Namun akhirnya, sang gadis merasa cukup. Setelah 8 tahun bergelut dengan rasa yang tak kunjung padam, sang gadis mencoba memberanikan diri untuk menyampaikan kepada sang sahabat.

Betapa dia menyukainya.

Betapa dia perduli padanya.

Betapa dia menyayanginya.

Sang gadis sudah siap, dengan segala konsekuensi yang ada, dengan argumentasi logisnya.

Dia tak berharap banyak dari sang sahabat.  Dia tidak lagi terlalu berharap, hendak menjadi kekasihnya.  Dia hanya sudah terlalu lelah, menyimpan sejumput asa di hatinya.  Dia hanya ingin sahabatnya tau, bahwa selama ini dia selalu berusaha ada untuknya.  Tak perduli betapa sulit, sakit dan beratnya perasaan cemburu, amarah, sedih yang harus dirasakan.

Dan, tentu saja.  Kisah cinta mereka tidak berakhir bahagia.  Bahkan tidak pantas disebut kisah cinta, karena sejumput asa itu hanya berasal dari satu pihak saja.

Dan benar terjadi.  Sang sahabat, perlahan tapi pasti mulai menghilang dari hidup sang gadis.  Komunikasi, hanya dilakukan melalui alat komunikasi, tak lagi bertatapan langsung.

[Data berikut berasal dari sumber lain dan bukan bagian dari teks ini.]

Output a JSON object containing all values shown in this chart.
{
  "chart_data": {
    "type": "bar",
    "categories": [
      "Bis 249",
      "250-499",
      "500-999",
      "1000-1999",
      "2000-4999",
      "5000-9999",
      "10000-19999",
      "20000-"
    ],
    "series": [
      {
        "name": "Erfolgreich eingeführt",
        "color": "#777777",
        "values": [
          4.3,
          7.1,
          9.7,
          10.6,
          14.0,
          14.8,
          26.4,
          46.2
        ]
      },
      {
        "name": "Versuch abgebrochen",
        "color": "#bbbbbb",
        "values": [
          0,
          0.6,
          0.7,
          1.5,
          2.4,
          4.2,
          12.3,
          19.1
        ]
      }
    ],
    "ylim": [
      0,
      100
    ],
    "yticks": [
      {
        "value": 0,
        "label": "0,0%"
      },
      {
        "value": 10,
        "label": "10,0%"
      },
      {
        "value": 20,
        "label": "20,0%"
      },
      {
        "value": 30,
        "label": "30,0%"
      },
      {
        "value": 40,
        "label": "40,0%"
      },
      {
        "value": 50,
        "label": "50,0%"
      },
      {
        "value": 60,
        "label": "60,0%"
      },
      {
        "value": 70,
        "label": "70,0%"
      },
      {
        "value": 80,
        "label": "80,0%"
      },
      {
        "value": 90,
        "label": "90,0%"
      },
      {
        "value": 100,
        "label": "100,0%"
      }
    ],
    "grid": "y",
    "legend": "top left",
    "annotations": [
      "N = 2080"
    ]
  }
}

Tak perlu ada yang ditangisi, tak ada yang perlu disesali.  Karena setiap jalan yang kita ambil, pasti akan ada maknanya.

Sang gadis hanya perlu ikhlas.  Tak sulit baginya untuk mengikhlaskan ketidak hadiran sang sahabat di hadapannya.  Karena memang ia sudah terbiasa tanpa kehadirannya.  Yang sulit adalah, mengikhlaskan perasaan yang telah tertanam di dalam hatinya.  Mengikhlaskan harapan dan keinginan yang tumbuh dalam waktu tak singkat.  Yang paling utama, mengikhlaskan bayangan atas keberadaannya bersama dengan sang pujaan, terikat dalam satu hubungan kasih yang tak berkesudahan.

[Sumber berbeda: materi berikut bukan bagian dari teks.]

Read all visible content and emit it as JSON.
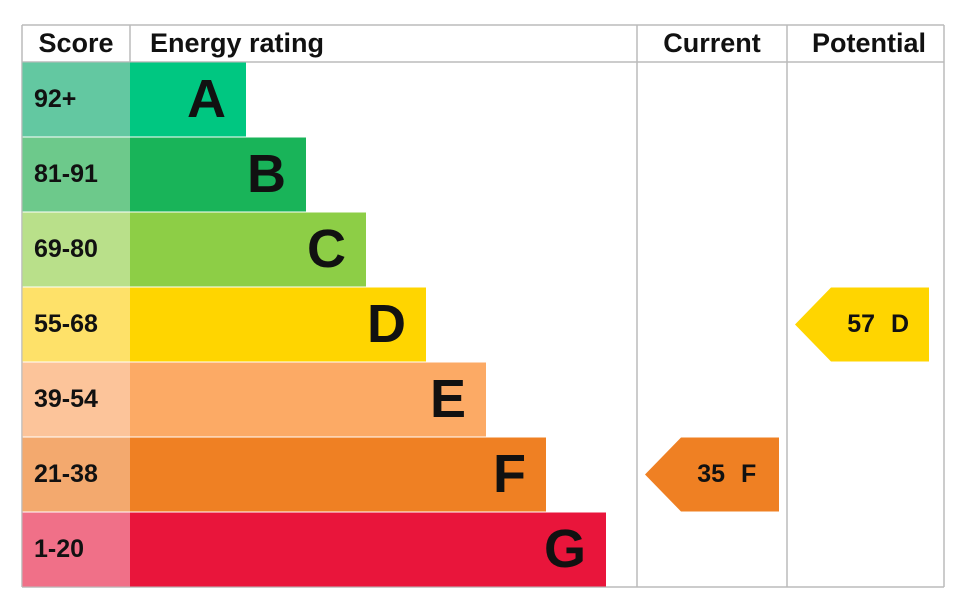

IKHLAS ITU SULIT, BAHKAN UNTUK SESUATU YANG BAHKAN TIDAK PERNAH KITA MILIKI.


Tidak.

Sebagai pemilik cerita ini, saya tidak rela jika penantian panjang sang gadis berakhir hanya seperti itu.  Terlalu panjang penantian yang harus dilaluinya.  8 tahun lamanya.  Jika saya mengakhiri cerita ini sampai disitu, terlalu sedih bagi sang gadis.  Jadi, saya ingin memberikan suatu penawaran lain.

Saya memang tidak bisa menentukan secara pasti, bagaimana akhir dari cerita cinta ini.  Sebab untuk menentukan akhir dari suatu cerita, harus ada kompromi dari dua belah pihak.  Dan satu yang tidak bisa saya pastikan.  Bagaimanakah sebetulnya perasaan dari sang sahabat.

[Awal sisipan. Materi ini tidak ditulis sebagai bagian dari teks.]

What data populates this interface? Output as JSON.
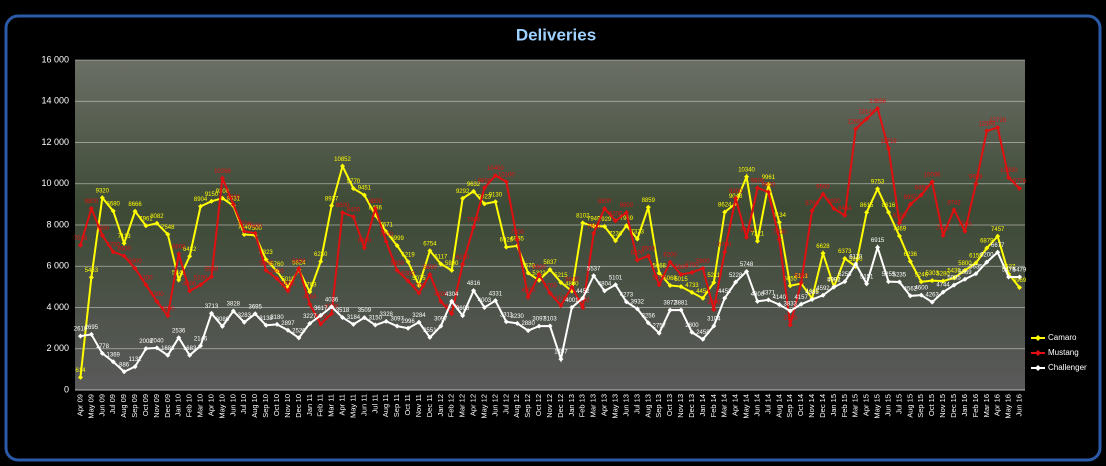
{
  "chart_data": {
    "type": "line",
    "title": "Deliveries",
    "categories": [
      "Apr 09",
      "May 09",
      "Jun 09",
      "Jul 09",
      "Aug 09",
      "Sep 09",
      "Oct 09",
      "Nov 09",
      "Dec 09",
      "Jan 10",
      "Feb 10",
      "Mar 10",
      "Apr 10",
      "May 10",
      "Jun 10",
      "Jul 10",
      "Aug 10",
      "Sep 10",
      "Oct 10",
      "Nov 10",
      "Dec 10",
      "Jan 11",
      "Feb 11",
      "Mar 11",
      "Apr 11",
      "May 11",
      "Jun 11",
      "Jul 11",
      "Aug 11",
      "Sep 11",
      "Oct 11",
      "Nov 11",
      "Dec 11",
      "Jan 12",
      "Feb 12",
      "Mar 12",
      "Apr 12",
      "May 12",
      "Jun 12",
      "Jul 12",
      "Aug 12",
      "Sep 12",
      "Oct 12",
      "Nov 12",
      "Dec 12",
      "Jan 13",
      "Feb 13",
      "Mar 13",
      "Apr 13",
      "May 13",
      "Jun 13",
      "Jul 13",
      "Aug 13",
      "Sep 13",
      "Oct 13",
      "Nov 13",
      "Dec 13",
      "Jan 14",
      "Feb 14",
      "Mar 14",
      "Apr 14",
      "May 14",
      "Jun 14",
      "Jul 14",
      "Aug 14",
      "Sep 14",
      "Oct 14",
      "Nov 14",
      "Dec 14",
      "Jan 15",
      "Feb 15",
      "Mar 15",
      "Apr 15",
      "May 15",
      "Jun 15",
      "Jul 15",
      "Aug 15",
      "Sep 15",
      "Oct 15",
      "Nov 15",
      "Dec 15",
      "Jan 16",
      "Feb 16",
      "Mar 16",
      "Apr 16",
      "May 16",
      "Jun 16"
    ],
    "series": [
      {
        "name": "Camaro",
        "color": "#ffff00",
        "values": [
          614,
          5463,
          9320,
          8680,
          7113,
          8666,
          7961,
          8082,
          7548,
          5341,
          6482,
          8904,
          9150,
          9300,
          8931,
          7540,
          7500,
          6323,
          5760,
          5011,
          5824,
          4763,
          6230,
          8937,
          10852,
          9770,
          9451,
          8486,
          7671,
          6999,
          6219,
          5075,
          6754,
          6117,
          5800,
          9292,
          9632,
          9023,
          9130,
          6926,
          6985,
          5670,
          5322,
          5837,
          5215,
          4800,
          8102,
          7949,
          7929,
          7236,
          7969,
          7323,
          8859,
          5668,
          5068,
          5015,
          4733,
          4451,
          5211,
          8624,
          9048,
          10340,
          7221,
          9961,
          8134,
          5055,
          5161,
          4446,
          6628,
          5002,
          6373,
          5990,
          8615,
          9753,
          8616,
          7469,
          6236,
          5246,
          5303,
          5280,
          5435,
          5800,
          6159,
          6879,
          7457,
          5627,
          4969
        ]
      },
      {
        "name": "Mustang",
        "color": "#e01010",
        "values": [
          7016,
          8800,
          7500,
          6700,
          6500,
          5900,
          5100,
          4300,
          3600,
          6600,
          4800,
          5100,
          5500,
          10268,
          9000,
          7700,
          7600,
          5800,
          5400,
          4800,
          5900,
          4164,
          3200,
          3700,
          8600,
          8400,
          6900,
          8800,
          7200,
          5800,
          5300,
          4700,
          5600,
          4300,
          3700,
          6100,
          7900,
          9800,
          10400,
          10100,
          7300,
          4500,
          5600,
          4700,
          4100,
          5000,
          4000,
          7600,
          8800,
          8200,
          8600,
          6300,
          6500,
          5100,
          6200,
          5600,
          5700,
          5900,
          3900,
          6700,
          9300,
          7400,
          9800,
          9600,
          7300,
          3150,
          5200,
          8700,
          9500,
          8800,
          8464,
          12663,
          13144,
          13656,
          11719,
          8100,
          8997,
          9456,
          10096,
          7500,
          8742,
          7700,
          9988,
          12563,
          12728,
          10300,
          9776
        ]
      },
      {
        "name": "Challenger",
        "color": "#ffffff",
        "values": [
          2610,
          2695,
          1778,
          1369,
          886,
          1132,
          2008,
          2040,
          1683,
          2536,
          1683,
          2146,
          3713,
          3086,
          3828,
          3283,
          3695,
          3138,
          3180,
          2897,
          2526,
          3227,
          3617,
          4036,
          3518,
          3184,
          3509,
          3150,
          3328,
          3097,
          2996,
          3284,
          2551,
          3097,
          4304,
          3608,
          4816,
          4003,
          4331,
          3311,
          3230,
          2880,
          3097,
          3103,
          1497,
          4001,
          4452,
          5537,
          4804,
          5101,
          4273,
          3932,
          3256,
          2757,
          3872,
          3881,
          2800,
          2458,
          3104,
          4452,
          5228,
          5748,
          4300,
          4371,
          4140,
          3833,
          4157,
          4385,
          4592,
          4991,
          5255,
          6110,
          5151,
          6915,
          5255,
          5235,
          4562,
          4600,
          4263,
          4744,
          5085,
          5369,
          5635,
          6200,
          6677,
          5479,
          5479
        ]
      }
    ],
    "ylim": [
      0,
      16000
    ],
    "yticks": [
      0,
      {
        "value": 2000,
        "label": "2 000"
      },
      {
        "value": 4000,
        "label": "4 000"
      },
      {
        "value": 6000,
        "label": "6 000"
      },
      {
        "value": 8000,
        "label": "8 000"
      },
      {
        "value": 10000,
        "label": "10 000"
      },
      {
        "value": 12000,
        "label": "12 000"
      },
      {
        "value": 14000,
        "label": "14 000"
      },
      {
        "value": 16000,
        "label": "16 000"
      }
    ],
    "grid": true,
    "legend": "right"
  }
}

Sebagai pemilik cerita, saya tentu bisa memaksakan bagaimana perasaan sang sahabat agar memuaskan keinginan sang gadis.  Tapi, tentu itu bukanlah hal yang adil.  Tidak bagi sang sahabat, tidak pula bagi sang gadis.  Karena sesuatu yang dipaksakan, tidaklah akan bertahan lama.

Yang saya bisa lakukan adalah, memberikan alternatif lain dari penyelesaian cerita cinta sang gadis.  Simpel, sederhana.

MEREKA BERDUA, HIDUP BAHAGIA SELAMANYA.

Tapi, itu pun dapat berarti beberapa hal yang sangat berbeda.

Pertama.  Seperti alternatif yang telah saya terangkan diatas, sang sahabat perlahan-lahan menjauh darinya.  Sang gadis mendapatkan penyelesaian, kelegaan yang mendalam, dan bisa mulai memberikan perasaannya secara penuh kepada laki-laki lain.  Sang sahabat pun menemukan tambatan hatinya.  Mereka berdua, masing-masing hidup bahagia selamanya.

Kedua.  Sang sahabat menerima perasaan sang gadis, karena tersentuh dengan cerita cintanya.  Ia mulai merasakan hal yang sama kepada sang gadis.  Mereka berdua, hidup bahagia selamanya.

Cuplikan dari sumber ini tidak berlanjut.